Cette fête est célébrée aussi dans plusieurs endroits (villes et villages) . Elle symbolise le combat entre les forces du Bien et du Mal (Dieu et Satan), avec le triomphe du premier.

Le San Xoán Galicien
Il est célébré la nuit du 23 au 24 juin. Le feu est le protagoniste, puisqu'il est considéré un élément purificatoire

Les jours précédant la fête, les jeunes apportent du bois pour faire un feu de joie, et lʼallumer la nuit. Quand le feu de joie est plus ou moins consommé, les gens sautent par-dessus. Ainsi, et selon la tradition et la croyance populaires, on expulse les impuretés et on éloigne les maléfices.

Un autre rite typique de cette fête est celui des « herbes de la Saint-Jean » ou bouquet de la Saint-Jean. La veille de la Saint-Jean (le soir du 23 juin), on cueille sept herbes différentes, aromatiques ou pas, et des fleurs qui ont des propriétés prétendument magiques : du fenouil, du romarin, des mauves, des fougères mâles, des roses sauvages... On laisse le bouquet dans lʼeau pendant la nuit et le lendemain, on le sort et on se lave le visage avec lʼeau.
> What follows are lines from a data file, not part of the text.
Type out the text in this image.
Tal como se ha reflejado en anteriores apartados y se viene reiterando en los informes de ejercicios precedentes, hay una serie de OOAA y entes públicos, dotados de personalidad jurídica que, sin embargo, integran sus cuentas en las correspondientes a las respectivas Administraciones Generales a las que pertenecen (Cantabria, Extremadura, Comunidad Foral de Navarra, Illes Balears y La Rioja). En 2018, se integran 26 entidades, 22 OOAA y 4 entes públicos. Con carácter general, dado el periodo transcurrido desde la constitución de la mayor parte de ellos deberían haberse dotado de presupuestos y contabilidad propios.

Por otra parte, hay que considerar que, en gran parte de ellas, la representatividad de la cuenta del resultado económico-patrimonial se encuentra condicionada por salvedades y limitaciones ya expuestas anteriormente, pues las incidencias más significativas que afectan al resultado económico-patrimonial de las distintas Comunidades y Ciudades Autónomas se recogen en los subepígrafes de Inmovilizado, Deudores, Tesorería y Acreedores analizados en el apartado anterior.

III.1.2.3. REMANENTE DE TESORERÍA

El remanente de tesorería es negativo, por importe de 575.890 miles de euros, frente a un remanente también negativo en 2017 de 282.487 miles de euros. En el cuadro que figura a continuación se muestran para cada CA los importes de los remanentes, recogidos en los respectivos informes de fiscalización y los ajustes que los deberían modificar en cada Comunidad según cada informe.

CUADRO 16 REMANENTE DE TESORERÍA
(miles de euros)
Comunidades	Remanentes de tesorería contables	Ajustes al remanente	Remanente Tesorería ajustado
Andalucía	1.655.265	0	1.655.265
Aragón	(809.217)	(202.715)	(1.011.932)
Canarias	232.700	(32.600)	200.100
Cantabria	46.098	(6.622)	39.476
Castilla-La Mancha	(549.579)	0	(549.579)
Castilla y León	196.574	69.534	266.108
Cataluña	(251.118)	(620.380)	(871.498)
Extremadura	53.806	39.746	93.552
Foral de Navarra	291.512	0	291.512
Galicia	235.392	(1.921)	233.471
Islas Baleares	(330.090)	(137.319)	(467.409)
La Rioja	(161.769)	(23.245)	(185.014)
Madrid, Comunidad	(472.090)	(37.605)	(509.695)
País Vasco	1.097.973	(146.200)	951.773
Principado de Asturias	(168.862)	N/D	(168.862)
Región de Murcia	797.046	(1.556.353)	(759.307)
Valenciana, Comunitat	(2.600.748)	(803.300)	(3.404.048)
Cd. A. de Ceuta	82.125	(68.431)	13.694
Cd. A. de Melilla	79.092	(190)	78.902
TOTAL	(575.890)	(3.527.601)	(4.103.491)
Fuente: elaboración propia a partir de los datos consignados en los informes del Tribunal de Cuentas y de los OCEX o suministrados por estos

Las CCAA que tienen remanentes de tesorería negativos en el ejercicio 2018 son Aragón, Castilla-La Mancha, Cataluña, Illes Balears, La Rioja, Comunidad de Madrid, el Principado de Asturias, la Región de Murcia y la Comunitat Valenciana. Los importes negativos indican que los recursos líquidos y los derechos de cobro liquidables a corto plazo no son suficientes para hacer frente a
On garde le bouquet, le laissant sécher pendu derrière la porte de la maison, pour la protéger des sorcières

la gastronomie typique de la Saint-Jean

À la Saint-Jean galicienne, il est habituel de manger des sardines, puisquʼelles sont en saison et cʼest une tradition de manger ce poisson. Les sardines sont rôties dans des braises faites avec des caisses, du bois, etc. On mange les sardines avec du pain de maïs, appelé broa, accompagnées de vin rouge.

En Catalogne, il est de coutume de manger la « Coca de Sant Joan », une espèce de galette sucrée et de fêter l'enterrement de la sardine. Une grande procession se rend des Ramblas al puerto, à la statut de Christophe Colomb portant des cercueils de sardines..

Chaque année, la fin de semaine précédant la Saint-Jean, les villages de Catalogne montent à la croix du Pic du Canigou un petit fagot de sarments.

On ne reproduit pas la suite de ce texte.